Он расслабленно лежал в углу дивана на сложенном вчетверо байковом одеяльце. Нос был сухой и горячий. Полузакрытые глаза безучастно смотрели в стену.

Я осторожно касался пальцем потускневшей, свалявшейся за время болезни шерсти.

— Мурзик! — тихо звал я. — Мурзик!

Мурзик не реагировал. У него была чумка, а коты от чумки умирают.

Чтобы не нагнетать лишнего напряжения, скажу сразу, что он, слава богу, не умер. То есть что значит не умер? Теперь-то его все равно уже нет на белом свете — ведь кошки не живут долго…

А к нам Мурзик попал совсем маленьким, чуть только не слепым. Не буду распространяться о том, каким он был славным в этом нежном возрасте. Котята все смешны и похожи: все они примерно одинаково скачут за бумажкой на ниточке, валяются по полу, кувыркнувшись с разбегу через голову, охотятся за тапочками, горбятся, грозно идут боком вприпрыжку и, припрыгав почти вплотную, вдруг, дико вытаращив глаза, совершенно по-человечьи встают на задние лапы, широко раскинув передние, точь-в-точь как это делают старые друзья, случайно встречаясь на улице.
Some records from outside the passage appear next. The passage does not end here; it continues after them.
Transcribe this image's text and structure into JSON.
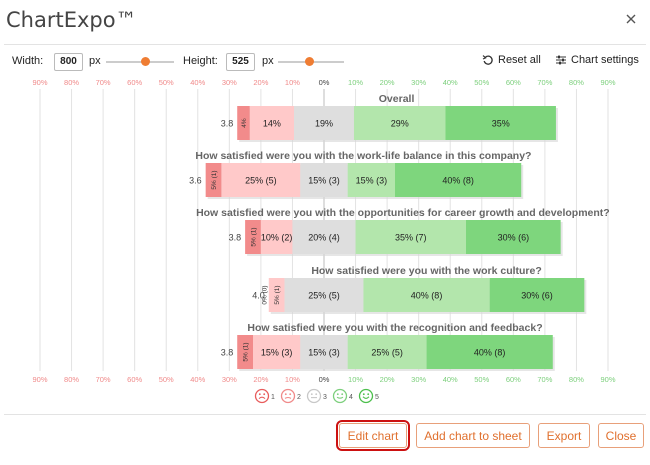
{
  "app": {
    "title": "ChartExpo™"
  },
  "toolbar": {
    "width_label": "Width:",
    "width_value": "800",
    "width_unit": "px",
    "height_label": "Height:",
    "height_value": "525",
    "height_unit": "px",
    "reset_label": "Reset all",
    "settings_label": "Chart settings"
  },
  "axis": {
    "ticks": [
      "90%",
      "80%",
      "70%",
      "60%",
      "50%",
      "40%",
      "30%",
      "20%",
      "10%",
      "0%",
      "10%",
      "20%",
      "30%",
      "40%",
      "50%",
      "60%",
      "70%",
      "80%",
      "90%"
    ]
  },
  "legend": {
    "items": [
      "1",
      "2",
      "3",
      "4",
      "5"
    ]
  },
  "colors": {
    "c1": "#f28b8b",
    "c2": "#ffc9c9",
    "c3": "#dedede",
    "c4": "#b3e6ac",
    "c5": "#7ed67d",
    "negative_tick": "#f08a8a",
    "positive_tick": "#7ccf7c",
    "accent": "#e0702e"
  },
  "chart_data": {
    "type": "bar",
    "subtype": "diverging-stacked-likert",
    "xlim": [
      -90,
      90
    ],
    "categories": [
      "1",
      "2",
      "3",
      "4",
      "5"
    ],
    "rows": [
      {
        "question": "Overall",
        "score": "3.8",
        "values": [
          4,
          14,
          19,
          29,
          35
        ],
        "labels": [
          "4%",
          "14%",
          "19%",
          "29%",
          "35%"
        ]
      },
      {
        "question": "How satisfied were you with the work-life balance in this company?",
        "score": "3.6",
        "values": [
          5,
          25,
          15,
          15,
          40
        ],
        "labels": [
          "5% (1)",
          "25% (5)",
          "15% (3)",
          "15% (3)",
          "40% (8)"
        ]
      },
      {
        "question": "How satisfied were you with the opportunities for career growth and development?",
        "score": "3.8",
        "values": [
          5,
          10,
          20,
          35,
          30
        ],
        "labels": [
          "5% (1)",
          "10% (2)",
          "20% (4)",
          "35% (7)",
          "30% (6)"
        ]
      },
      {
        "question": "How satisfied were you with the work culture?",
        "score": "4.0",
        "values": [
          0,
          5,
          25,
          40,
          30
        ],
        "labels": [
          "0% (0)",
          "5% (1)",
          "25% (5)",
          "40% (8)",
          "30% (6)"
        ]
      },
      {
        "question": "How satisfied were you with the recognition and feedback?",
        "score": "3.8",
        "values": [
          5,
          15,
          15,
          25,
          40
        ],
        "labels": [
          "5% (1)",
          "15% (3)",
          "15% (3)",
          "25% (5)",
          "40% (8)"
        ]
      }
    ]
  },
  "footer": {
    "edit_chart": "Edit chart",
    "add_chart": "Add chart to sheet",
    "export": "Export",
    "close": "Close"
  }
}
Потом он вырос и превратился в большого боевого кота. В сущности, ничего примечательного в нем не было — самый обыкновенный кот самой плебейской тигриной расцветки. Серенький в полоску.

Жилось ему у нас неплохо. Холеный, закормленный, летом и осенью он был толст, медлителен и вальяжен, ступал с достоинством. Окном в мир, равно как и дверью, ему служила форточка. Он часами сидел на ней, рассматривая шевеление листвы и прыгающих в пыли воробьев, а потом вылезал наружу.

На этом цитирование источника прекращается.